While Marie Thérèse Vauzous was in charge of the novices at the monastery of Nevers where Bernadette was cloistered, she was neither the daughter of a general nor Bernadette's former schoolteacher. Bernadette first met her at Nevers. And the historic Dean Marie Dominique Peyramale had been dead for about a year and a half by the time that Bernadette herself died on 16 April 1879.

However, in the preface, Werfel states that readers will justifiably ask "What is true and what is invented?" Werfel answers: "All the memorable happenings that constitute the substance of this book took place in the world of reality. Since their beginning dates back no longer than eighty years [N.B. at the time Werfel wrote the book], there beats upon them the bright light of modern history and their truth has been confirmed by friend and foe and by cool observers through faithful testimonies. My story makes no changes in this body of truth. I exercised my right of creative freedom only where the work, as a work of art, demanded certain chronological condensations or where there was need of striking the spark of life from the hardened substance." He declares: "The Song of Bernadette is a novel but not a fictive work."

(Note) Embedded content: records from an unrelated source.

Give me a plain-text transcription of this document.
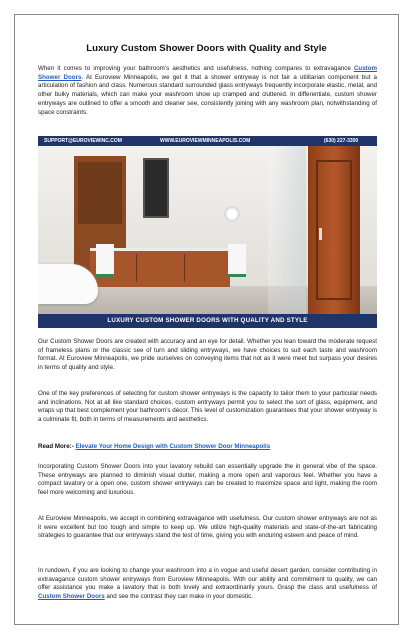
Luxury Custom Shower Doors with Quality and Style

When it comes to improving your bathroom’s aesthetics and usefulness, nothing compares to extravagance Custom Shower Doors. At Euroview Minneapolis, we get it that a shower entryway is not fair a utilitarian component but a articulation of fashion and class. Numerous standard surrounded glass entryways frequently incorporate elastic, metal, and other bulky materials, which can make your washroom show up cramped and cluttered. In differentiate, custom shower entryways are outlined to offer a smooth and cleaner see, consistently joining with any washroom plan, notwithstanding of space constraints.

SUPPORT@EUROVIEWINC.COM	WWW.EUROVIEWMINNEAPOLIS.COM	(630) 227-3300
LUXURY CUSTOM SHOWER DOORS WITH QUALITY AND STYLE

Our Custom Shower Doors are created with accuracy and an eye for detail. Whether you lean toward the moderate request of frameless plans or the classic see of turn and sliding entryways, we have choices to suit each taste and washroom format. At Euroview Minneapolis, we pride ourselves on conveying items that not as it were meet but surpass your desires in terms of quality and style.

One of the key preferences of selecting for custom shower entryways is the capacity to tailor them to your particular needs and inclinations. Not at all like standard choices, custom entryways permit you to select the sort of glass, equipment, and wraps up that best complement your bathroom’s décor. This level of customization guarantees that your shower entryway is a culminate fit, both in terms of measurements and aesthetics.

Read More:- Elevate Your Home Design with Custom Shower Door Minneapolis

Incorporating Custom Shower Doors into your lavatory rebuild can essentially upgrade the in general vibe of the space. These entryways are planned to diminish visual clutter, making a more open and vaporous feel. Whether you have a compact lavatory or a open one, custom shower entryways can be created to maximize space and light, making the room feel more welcoming and luxurious.

At Euroview Minneapolis, we accept in combining extravagance with usefulness. Our custom shower entryways are not as it were excellent but too tough and simple to keep up. We utilize high-quality materials and state-of-the-art fabricating strategies to guarantee that our entryways stand the test of time, giving you with enduring esteem and peace of mind.

In rundown, if you are looking to change your washroom into a in vogue and useful desert garden, consider contributing in extravagance custom shower entryways from Euroview Minneapolis. With our ability and commitment to quality, we can offer assistance you make a lavatory that is both lovely and extraordinarily yours. Grasp the class and usefulness of Custom Shower Doors and see the contrast they can make in your domestic.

It seems to have been inspired in part by Émile Zola's Lourdes (1884), a blistering denunciation of the industry that sprang up in Lourdes around the allegedly miraculous spring. One of Werfel's characters, Hyacinthe de Lafite, a member of the freethinkers' club that hangs around the town cafe, is not only fictional but a thinly disguised portrayal of Zola himself, re-imagined as a failed journalist/author who smugly casts Bernadette's experience in terms of the pagan history of the area: "The shepherd girl out of the antique world who, in the year 1858, sees the guardian nymph of the spring and redeems her from two thousand years of boredom[.]" By the end of the book, Lafite, the lady's "proudest foe", believing himself to be dying of cancer, is "lying on his knees" before the image of Bernadette's lady in the grotto, and crying out, "Bernadette Soubirous, pray for me!"

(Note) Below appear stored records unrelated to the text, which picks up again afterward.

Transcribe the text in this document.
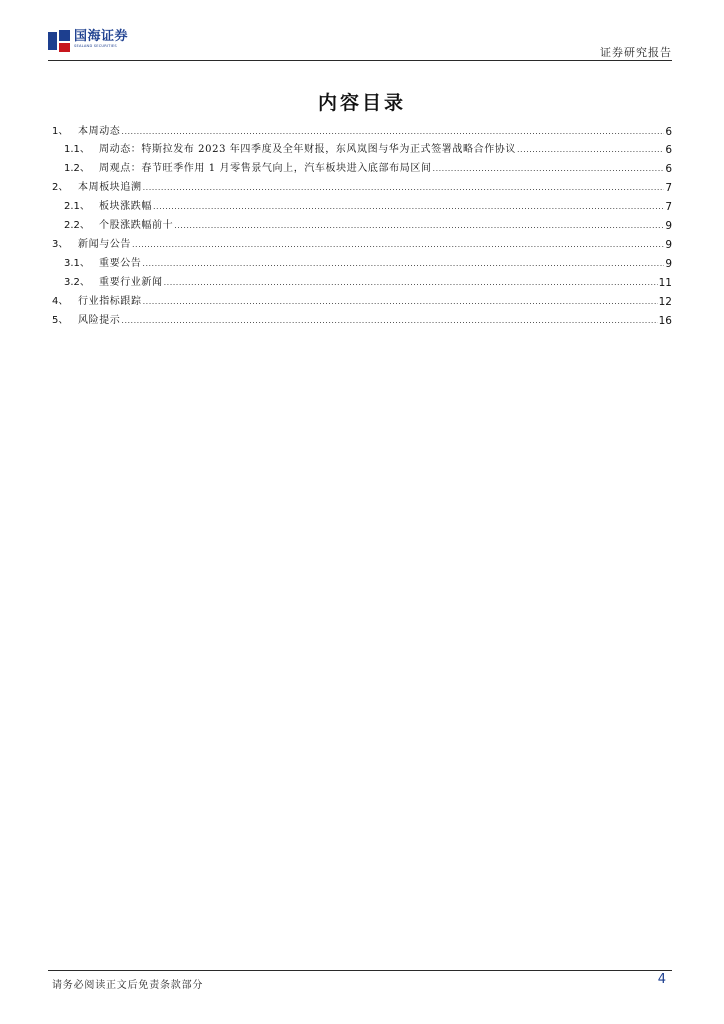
国海证券
SEALAND SECURITIES	证券研究报告
内容目录
1、 本周动态 .....	6
1.1、 周动态：特斯拉发布 2023 年四季度及全年财报，东风岚图与华为正式签署战略合作协议 .....	6
1.2、 周观点：春节旺季作用 1 月零售景气向上，汽车板块进入底部布局区间 .....	6
2、 本周板块追溯 .....	7
2.1、 板块涨跌幅 .....	7
2.2、 个股涨跌幅前十 .....	9
3、 新闻与公告 .....	9
3.1、 重要公告 .....	9
3.2、 重要行业新闻 .....	11
4、 行业指标跟踪 .....	12
5、 风险提示 .....	16
请务必阅读正文后免责条款部分	4
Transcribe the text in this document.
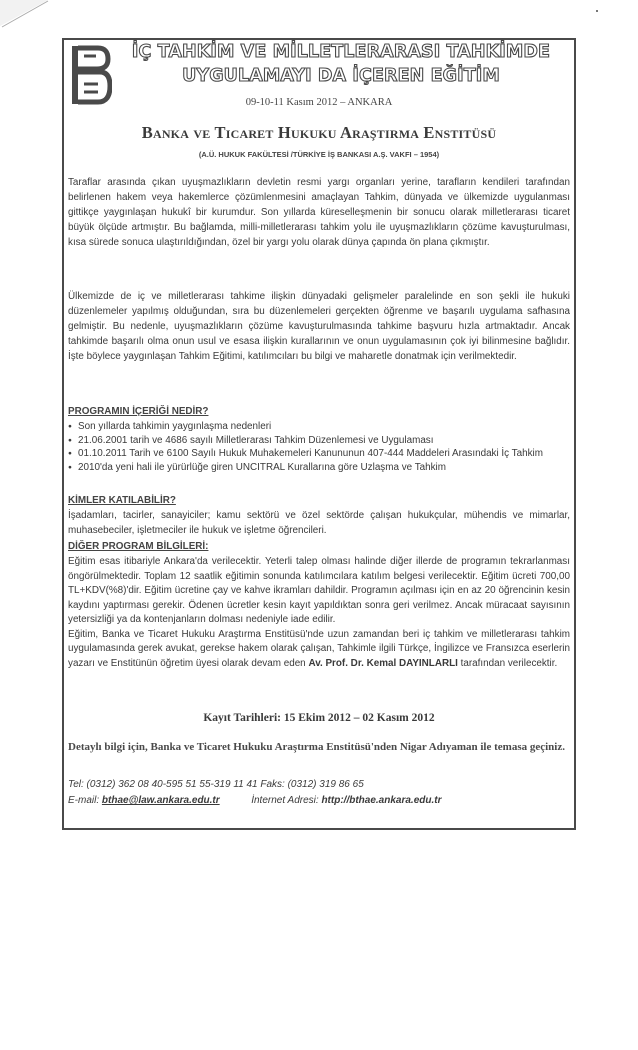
İÇ TAHKİM VE MİLLETLERARASI TAHKİMDE
UYGULAMAYI DA İÇEREN EĞİTİM
09-10-11 Kasım 2012 – ANKARA
Banka ve Ticaret Hukuku Araştırma Enstitüsü
(A.Ü. HUKUK FAKÜLTESİ /TÜRKİYE İŞ BANKASI A.Ş. VAKFI – 1954)

Taraflar arasında çıkan uyuşmazlıkların devletin resmi yargı organları yerine, tarafların kendileri tarafından belirlenen hakem veya hakemlerce çözümlenmesini amaçlayan Tahkim, dünyada ve ülkemizde uygulanması gittikçe yaygınlaşan hukukî bir kurumdur. Son yıllarda küreselleşmenin bir sonucu olarak milletlerarası ticaret büyük ölçüde artmıştır. Bu bağlamda, milli-milletlerarası tahkim yolu ile uyuşmazlıkların çözüme kavuşturulması, kısa sürede sonuca ulaştırıldığından, özel bir yargı yolu olarak dünya çapında ön plana çıkmıştır.

Ülkemizde de iç ve milletlerarası tahkime ilişkin dünyadaki gelişmeler paralelinde en son şekli ile hukuki düzenlemeler yapılmış olduğundan, sıra bu düzenlemeleri gerçekten öğrenme ve başarılı uygulama safhasına gelmiştir. Bu nedenle, uyuşmazlıkların çözüme kavuşturulmasında tahkime başvuru hızla artmaktadır. Ancak tahkimde başarılı olma onun usul ve esasa ilişkin kurallarının ve onun uygulamasının çok iyi bilinmesine bağlıdır. İşte böylece yaygınlaşan Tahkim Eğitimi, katılımcıları bu bilgi ve maharetle donatmak için verilmektedir.

PROGRAMIN İÇERİĞİ NEDİR?

● Son yıllarda tahkimin yaygınlaşma nedenleri
● 21.06.2001 tarih ve 4686 sayılı Milletlerarası Tahkim Düzenlemesi ve Uygulaması
● 01.10.2011 Tarih ve 6100 Sayılı Hukuk Muhakemeleri Kanununun 407-444 Maddeleri Arasındaki İç Tahkim
● 2010'da yeni hali ile yürürlüğe giren UNCITRAL Kurallarına göre Uzlaşma ve Tahkim

KİMLER KATILABİLİR?

İşadamları, tacirler, sanayiciler; kamu sektörü ve özel sektörde çalışan hukukçular, mühendis ve mimarlar, muhasebeciler, işletmeciler ile hukuk ve işletme öğrencileri.

DİĞER PROGRAM BİLGİLERİ:

Eğitim esas itibariyle Ankara'da verilecektir. Yeterli talep olması halinde diğer illerde de programın tekrarlanması öngörülmektedir. Toplam 12 saatlik eğitimin sonunda katılımcılara katılım belgesi verilecektir. Eğitim ücreti 700,00 TL+KDV(%8)'dir. Eğitim ücretine çay ve kahve ikramları dahildir. Programın açılması için en az 20 öğrencinin kesin kaydını yaptırması gerekir. Ödenen ücretler kesin kayıt yapıldıktan sonra geri verilmez. Ancak müracaat sayısının yetersizliği ya da kontenjanların dolması nedeniyle iade edilir.
Eğitim, Banka ve Ticaret Hukuku Araştırma Enstitüsü'nde uzun zamandan beri iç tahkim ve milletlerarası tahkim uygulamasında gerek avukat, gerekse hakem olarak çalışan, Tahkimle ilgili Türkçe, İngilizce ve Fransızca eserlerin yazarı ve Enstitünün öğretim üyesi olarak devam eden Av. Prof. Dr. Kemal DAYINLARLI tarafından verilecektir.
Kayıt Tarihleri: 15 Ekim 2012 – 02 Kasım 2012

Detaylı bilgi için, Banka ve Ticaret Hukuku Araştırma Enstitüsü'nden Nigar Adıyaman ile temasa geçiniz.

Tel: (0312) 362 08 40-595 51 55-319 11 41 Faks: (0312) 319 86 65

E-mail: bthae@law.ankara.edu.tr	İnternet Adresi: http://bthae.ankara.edu.tr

Werfel goes into great detail about the cures at the Lourdes Spring, and has Dr. Dozous, the town physician, show Hyacinthe through the wards of the hospital, particularly a dormitory of women with a particularly virulent form of Lupus vulgaris in which the face rots and falls off. Werfel provides medical details and claims that some such women have been completely cured after washing in water from the spring, and reports that many more healings take place during the Blessing of the Eucharist ceremony which is held daily at the grotto.

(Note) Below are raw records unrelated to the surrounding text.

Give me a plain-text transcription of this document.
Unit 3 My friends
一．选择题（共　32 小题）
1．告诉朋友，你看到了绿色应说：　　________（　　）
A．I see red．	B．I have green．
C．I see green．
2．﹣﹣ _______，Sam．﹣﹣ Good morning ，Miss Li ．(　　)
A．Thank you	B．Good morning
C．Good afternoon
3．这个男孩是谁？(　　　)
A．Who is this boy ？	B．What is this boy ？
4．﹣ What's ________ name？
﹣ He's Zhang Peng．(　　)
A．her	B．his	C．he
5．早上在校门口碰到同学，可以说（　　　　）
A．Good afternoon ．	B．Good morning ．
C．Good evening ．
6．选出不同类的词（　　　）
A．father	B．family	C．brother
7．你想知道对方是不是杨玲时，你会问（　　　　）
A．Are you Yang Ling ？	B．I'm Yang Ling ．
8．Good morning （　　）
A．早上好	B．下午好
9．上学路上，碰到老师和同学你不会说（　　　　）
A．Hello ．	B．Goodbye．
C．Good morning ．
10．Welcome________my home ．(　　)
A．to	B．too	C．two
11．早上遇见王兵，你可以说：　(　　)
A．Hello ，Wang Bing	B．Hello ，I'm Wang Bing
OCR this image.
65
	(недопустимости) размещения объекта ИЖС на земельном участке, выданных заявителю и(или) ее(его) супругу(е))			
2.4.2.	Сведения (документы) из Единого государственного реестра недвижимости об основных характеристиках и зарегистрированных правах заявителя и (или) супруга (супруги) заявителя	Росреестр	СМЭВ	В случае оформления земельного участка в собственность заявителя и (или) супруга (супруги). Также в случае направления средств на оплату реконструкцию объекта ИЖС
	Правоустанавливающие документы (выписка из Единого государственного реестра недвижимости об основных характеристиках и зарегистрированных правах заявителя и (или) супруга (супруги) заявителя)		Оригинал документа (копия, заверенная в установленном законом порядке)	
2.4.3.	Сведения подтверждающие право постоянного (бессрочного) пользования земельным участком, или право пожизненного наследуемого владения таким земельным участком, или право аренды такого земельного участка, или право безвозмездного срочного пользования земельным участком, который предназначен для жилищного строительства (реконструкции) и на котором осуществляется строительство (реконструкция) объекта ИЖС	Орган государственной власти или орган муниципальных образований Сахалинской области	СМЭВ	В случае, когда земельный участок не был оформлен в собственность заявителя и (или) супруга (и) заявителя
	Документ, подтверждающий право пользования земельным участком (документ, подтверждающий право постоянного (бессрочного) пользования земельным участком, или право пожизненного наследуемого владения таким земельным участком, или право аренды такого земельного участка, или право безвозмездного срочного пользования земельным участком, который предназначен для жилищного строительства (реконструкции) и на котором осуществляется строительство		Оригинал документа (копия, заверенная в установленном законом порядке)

Werfel's description of the veiled lupus sufferers is very similar to that of Zola's description of Elise Rouquet, whose nose and mouth are being eaten away by lupus, on pages 13–14 of Lourdes. Rouquet is also the Zola character who bathes her face in water from the Lourdes spring; one sore on her face improves, but the doctors are unable to decide, throughout the book, whether she actually had lupus or some other illness that responds well to washing or if the partial cure is psychosomatic. No such indecision plagues Dr. Dozous or his fellow physicians; in Chapter 46 of The Song of Bernadette, "The Hell of the Flesh," he implausibly informs the fictional Lafite that one of the lupus patients bathed her face in water from the spring and that she "didn't realize at first that she had a nose and mouth again."

==Copyright==
The Song of Bernadette has been in the public domain worldwide since the end of 2015: author Franz Werfel's 1945 death plus 70 years.

==Adaptations==
A 1943 film version, produced by 20th-Century Fox and directed by Henry King, was a major success and won four Academy Awards. One Oscar went to Jennifer Jones, marking her emergence as a Hollywood star.

The Song of Bernadette is an upcoming musical adaption of Werfel's novel by Frank Wildhorn, Rinne Groff, and Robin Lerner. The new musical was scheduled to premiere at the Skylight Music Theatre in Milwaukee, Wisconsin on May 19, 2023, but was then postponed. The first industry reading of the show took place on March 14–15, 2019. In September 2022, a workshop was held in Manhattan.